Rahmetli Asım Gültekin Abi gittiği bir misafirlikte veya herhangi bir yerde bir kitaplık ya da kütüphane bulursa mutlaka orayı karıştırırdı. Kitap okumanın zevkini almıştı; isterdi ki herkes bir şeyler okusun, bir şeyler yazsın. Beraber Fatih’te bir yayınevine uğradığımızda da çok mutluydu.
Onun dünyasında dergilerin olduğu gibi kitapların da yeri büyüktü. Kitapları karıştırırken muhtemelen bir tek kitabı arıyordu. Kitapseverler bilirler ki güzel kitabın nerede ne zaman karşınıza çıkacağı bilinmez. Hiç ummadığınız bir yerde, hazine değerinde bir kitapla karşılaşabilirsiniz.
Kitap medeniyeti
Kitapların insanlar üzerindeki tesirleri çok fazladır. Bundan dolayı birçok arif, âlim ve faziletli kimseler mesajını insanlara ulaştırmak için kitap yazmayı tercih etmiştir. Bu aynı zamanda kâinattaki Sünnetullah’a da uygun bir davranıştır. Zira Cenab-ı Allah mesajını kitapla göndermeyi uygun görmüştür. Kitabı öğretmesi için de Peygamber göndermiştir.
Ayet-i Kerime’de şöyle buyurulur: “Nitekim size içinizden ayetlerimizi okuyan, sizi arındıran ve size Kitab’ı ve hikmeti öğreten, daha önceden bilmediğiniz şeyleri bildiren, sizden bir Peygamber gönderdik.” (Bakara, 151)
Peki, insan kitapla eğitilebilir mi? İlla bir hocanın olması mı lazım? Öğretmenin, hocanın, mürşidin, kitabın; her birisinin yeri başka başkadır. Allah kimisini bir kitapla hidayete erdirir, kimisini bir sohbetle, kimisini bir dersle… Kimisi de yaşadığı bir olaydan etkilenerek hidayet bulur. Veya hidayet ehliyse imanını arttırır. Allah’ın bizi hangi vesile ile yetiştireceğini bizim tam olarak kestirmemiz mümkün değildir.

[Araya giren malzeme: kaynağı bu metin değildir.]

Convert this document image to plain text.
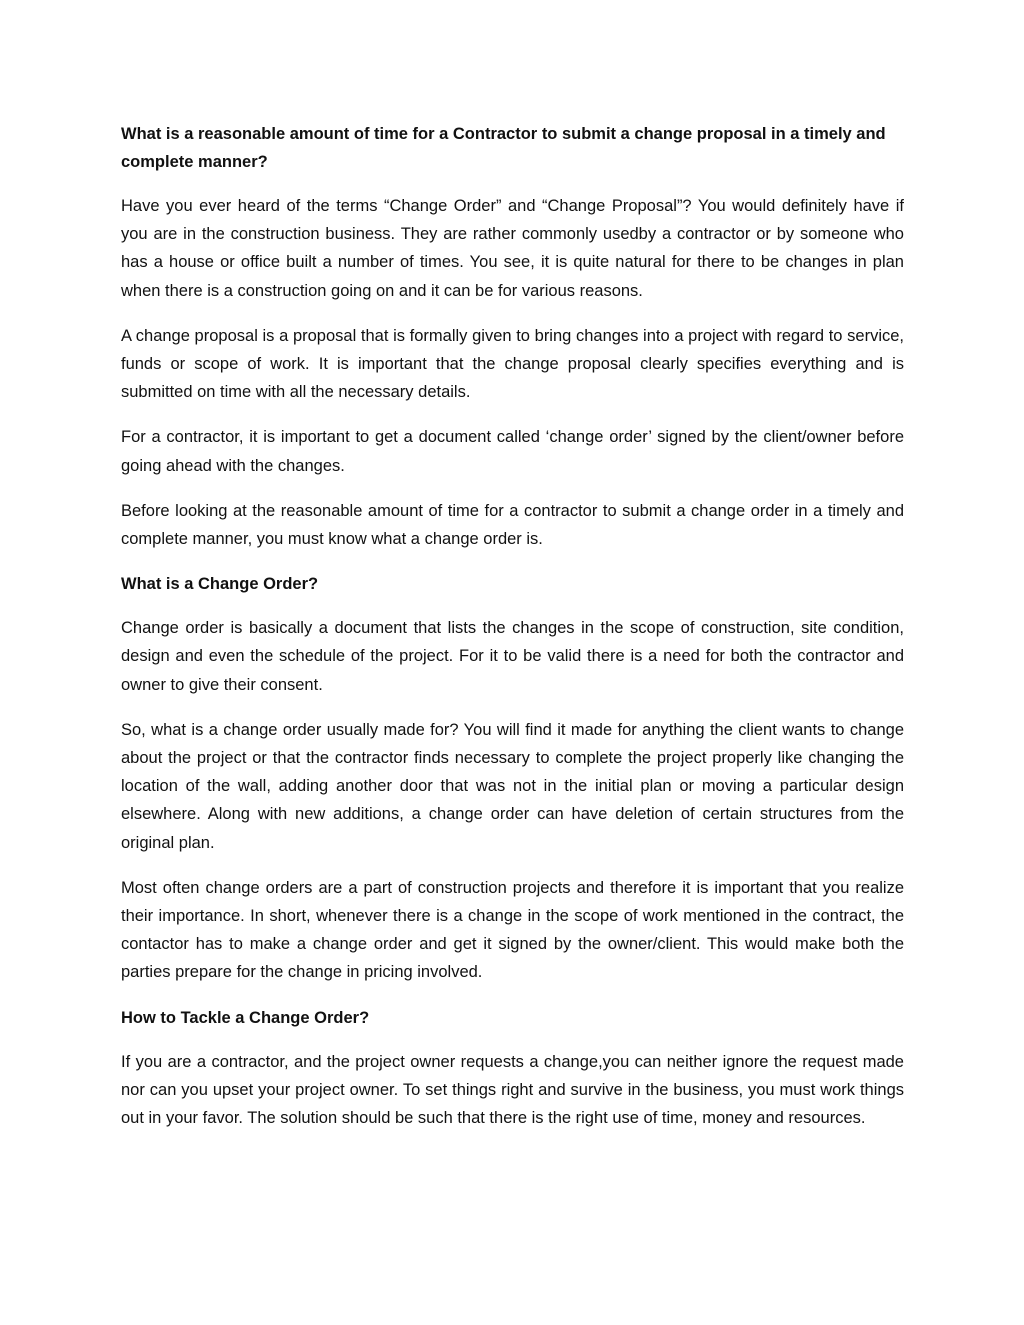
What is a reasonable amount of time for a Contractor to submit a change proposal in a timely and complete manner?

Have you ever heard of the terms “Change Order” and “Change Proposal”? You would definitely have if you are in the construction business. They are rather commonly usedby a contractor or by someone who has a house or office built a number of times. You see, it is quite natural for there to be changes in plan when there is a construction going on and it can be for various reasons.

A change proposal is a proposal that is formally given to bring changes into a project with regard to service, funds or scope of work. It is important that the change proposal clearly specifies everything and is submitted on time with all the necessary details.

For a contractor, it is important to get a document called ‘change order’ signed by the client/owner before going ahead with the changes.

Before looking at the reasonable amount of time for a contractor to submit a change order in a timely and complete manner, you must know what a change order is.

What is a Change Order?

Change order is basically a document that lists the changes in the scope of construction, site condition, design and even the schedule of the project. For it to be valid there is a need for both the contractor and owner to give their consent.

So, what is a change order usually made for? You will find it made for anything the client wants to change about the project or that the contractor finds necessary to complete the project properly like changing the location of the wall, adding another door that was not in the initial plan or moving a particular design elsewhere. Along with new additions, a change order can have deletion of certain structures from the original plan.

Most often change orders are a part of construction projects and therefore it is important that you realize their importance. In short, whenever there is a change in the scope of work mentioned in the contract, the contactor has to make a change order and get it signed by the owner/client. This would make both the parties prepare for the change in pricing involved.

How to Tackle a Change Order?

If you are a contractor, and the project owner requests a change,you can neither ignore the request made nor can you upset your project owner. To set things right and survive in the business, you must work things out in your favor. The solution should be such that there is the right use of time, money and resources.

İnsan bazen öyle olur ki bir kitaba rastlar ve o zamana kadar göremediği bir kusurunu fark eder ve kendisini düzeltmeye çalışır. Veya bir kitap sayesinde anlayışını, kavrayışını arttırır da derecesini yükseltir. Bir kitap okur, paranın, şöhretin, siyasetin şatafatına arkasını dönüp irfanın peşine düşer. Önünden dünyevi yaşantıyı benimsemiş insan yığınları bir nehir gibi akarken, hikmeti görünce heyecanlanan bir güzel insan olup çıkar. Bunun tersi de mümkündür. Bazen de kitaplar insanı kapar ve onun derekesini düşürür. Bir kitap okursunuz, marksçı, evrimci, satanist vs. olursunuz.
Hikmet ve irfan
Geçenlerde çalıştığım ortaokulun kütüphanesine şöyle yarım saat kadar bir göz attım. Hiç ummadığım harika kitaplarla karşılaştım. Seçtiğim kitapların içinden bazılarını okumak üzere kendime ayırdım. Neredeyse her cümlesinin altını çizmek istediğim kitaplardı bunlar. Birisi Yusuf Has Hacib’in “Kutadgu Bilig”i, diğeri Muhasibi’nin “Farzet ki Öldün” adlı kitabı, bir diğeri de İbn Hazm’ın “Nefislerin Tedavisi” adı ile çevrilen “Müdavatün Nüfus”adlı kitabıydı.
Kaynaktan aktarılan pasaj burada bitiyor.